Educação, saúde, saneamento básico e assistência social serão prioridades para o Leste Fluminense no orçamento do Governo do Estado em 2016. É o que esperam os deputados estaduais Comte Bittencourt (PPS), Flavio Serafini (PSOL), Nivaldo Mulim (PR), Rafael do Gordo (PMDB), Rosângela Zeidan (PT) e Sadinoel (PMB), que destinaram recursos para estas áreas com emendas ao Projeto de Lei 928/15, a Lei Orçamentária Anual (LOA). Contactado, Waldeck Carneiro (PT) não enviou resposta a O SÃO GONÇALO até o fechamento desta edição.

O gonçalense Nivaldo Mulim reservou R$2 milhões relativos às emendas individuais – aquelas escolhidas livremente pelos parlamentares – a um programa de tratamento de esgoto para sua cidade de origem, que inclui também a estruturação da coleta seletiva no município.

“São Gonçalo ocupa o 3º lugar em falta de saneamento básico, de acordo com os dados do Instituto Trata Brasil. Acredito que a implementação da coleta seletiva faz parte de uma proposta de gestão adequada de resíduos sólidos e, portanto, contribuirá para a melhoria das condições de vida dos gonçalenses e o desenvolvimento da economia local”, considerou.

Em consonância à sua atuação como presidente da Comissão Permanente de Saneamento, Nivaldo também reivindicou recursos para a instalação de Unidades de Tratamento de Rio voltadas para a recuperação dos rios Alcântara, Guaxindiba e Imboaçu. O parlamentar também aprovou, junto aos colegas da Casa, a qualificação de mulheres chefes de família e de jovens em situações de extrema pobreza e o atendimento veterinário móvel, e melhorias na infraestrutura do Colégio Estadual Santos Dias, todos em São Gonçalo.
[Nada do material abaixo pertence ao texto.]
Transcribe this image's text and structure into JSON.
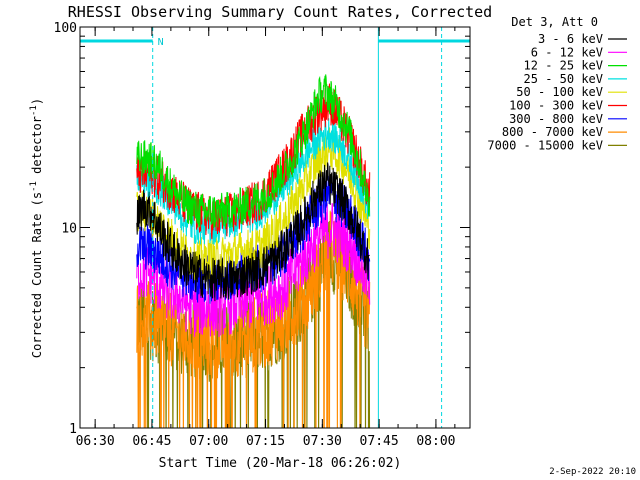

Rafael do Gordo contemplou duas propostas com o valor das emendas individuais: o projeto “Novo Olhar”, que oferece serviços de oftalmologia e clínica geral a idosos; e o projeto “Cidadão”, que proporciona prática de atividades educacionais esportivas em comunidades carentes, com foco no desenvolvimento psicossocial de crianças a partir dos 7 anos. Cada um receberá R$1 milhão.

Mais saúde em Itaboraí – “O sistema de assistência móvel precisa ser aprimorado. Para isso, solicitamos compra de ambulância. O Hospital Estadual João Batista Caffaro foi lembrado nas emendas de prioridade a fim de que a reforma e a reabertura da emergência e do CTI da unidade se tornem realidade. O Hospital Estadual Tavares de Macedo também depende de reforma, pois não há condições de atender de forma digna”, pontuou. O parlamentar também destinou R$155 mil para reforma na Escola Estadual Moacyr Padilha, no Apolo II.
Comte Bittencourt: sempre voltado para a educação e Rosânngela Zeidan também focou em verbas para o setor

Crise na educação estadual também mobilizou atuação dos parlamentares
Intervir na crise pelo qual passa a Universidade Estadual do Rio foi uma das principais metas da Comissão de Educação da Alerj, com o apoio de outros parlamentares. Prova disso é a deputada Zeidan, que remanejou os R$2 milhões em emendas individuais à instituição, que possui mais 10 campi, incluindo São Gonçalo.

“Diante de um panorama de corte de gastos por parte do Governo, nossa meta era garantir que saúde, educação e segurança sofressem menos com os reajustes”, destacou Zeidan, comemorando a garantia de um centro de referência LGBT em Maricá.

À frente da comissão, o deputado Comte Bittencourt buscou reverter o quadro desfavorável à educação pública a partir de emendas que contemplassem as universidades públicas, os servidores e a Secretaria Estadual de Educação.

No texto final, a área será alvo da maior parte dos investimentos, com um total de R$ 54 milhões para as instituições de ensino superior e R$ 53,6 milhões para a Seeduc.

Fora da comissão, Comte optou por R$1,8 milhão para instalação de UPP em Niterói, R$1,4 milhão para recuperar a infraestrutura do Abrigo Cristo Redentor, em São Gonçalo, entre outras ações.

Outras prioridades – Os demais órgãos que receberam prioridade da Alerj com emendas parlamentares foram: o Departamento de Estradas de Rodagem (DER), com R$ 300 milhões para o término das obras iniciadas em 2015; a Secretaria Estadual de Agricultura e Pecuária (Seapec), com R$ 3 milhões; a Secretaria Estadual de Proteção e Defesa do Consumidor (Seprocon), com R$ 9,7 milhões; e o Ministério Público (MP-RJ), com R$ 88 milhões.